British actress (1962–2022)

Kirsten Elizabeth Keswick 'Kirsty' Hughes (11 November 1962 – 27 May 2022) was a British actress best known for playing cartoon strip heroine Jane in the 1987 film Jane and the Lost City.

Hughes was the daughter of a BP businessman and was raised in Fleet in Hampshire before training at the Royal Academy of Dramatic Art (RADA), graduating with a diploma in 1983. She first came to notice when she appeared as a flight attendant in an ad for British Airways in 1986. She played Elizabeth Robertson in an episode of the schools' series Starting Out alongside Joanna Lumley and Rebecca Lacey (1986). In 1987 she played cartoon strip heroine Jane in the film Jane and the Lost City.

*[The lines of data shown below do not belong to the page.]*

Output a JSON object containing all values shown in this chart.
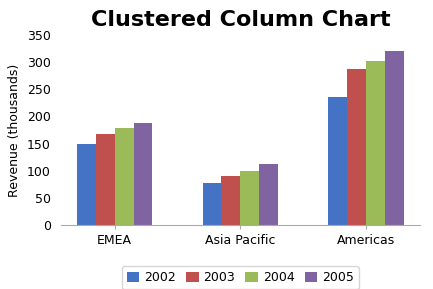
{
  "title": "Clustered Column Chart",
  "categories": [
    "EMEA",
    "Asia Pacific",
    "Americas"
  ],
  "series": [
    {
      "label": "2002",
      "color": "#4472C4",
      "values": [
        150,
        78,
        235
      ]
    },
    {
      "label": "2003",
      "color": "#C0504D",
      "values": [
        168,
        91,
        287
      ]
    },
    {
      "label": "2004",
      "color": "#9BBB59",
      "values": [
        179,
        100,
        302
      ]
    },
    {
      "label": "2005",
      "color": "#8064A2",
      "values": [
        188,
        112,
        320
      ]
    }
  ],
  "ylabel": "Revenue (thousands)",
  "ylim": [
    0,
    350
  ],
  "yticks": [
    0,
    50,
    100,
    150,
    200,
    250,
    300,
    350
  ],
  "background_color": "#ffffff",
  "title_fontsize": 16,
  "axis_fontsize": 9,
  "tick_fontsize": 9,
  "legend_fontsize": 9
}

Hughes played Mary McKinnon in The Kitchen Toto (1987), Anna in At the Cafe Continental (1989), Trudy/Kate Hindley in Boon (1987–1991), Allison Mannering in the Channel 5 children's television series The Enid Blyton Adventures (1997), and Cynthia Barton in Reversals (2003).

From 1995 to 2011 she was the partner of Sir Benjamin Slade, and worked with him in making Maunsel House and neighbouring Woodlands Castle into a successful wedding venue. After a three-year affair, she later "ran off with the handyman".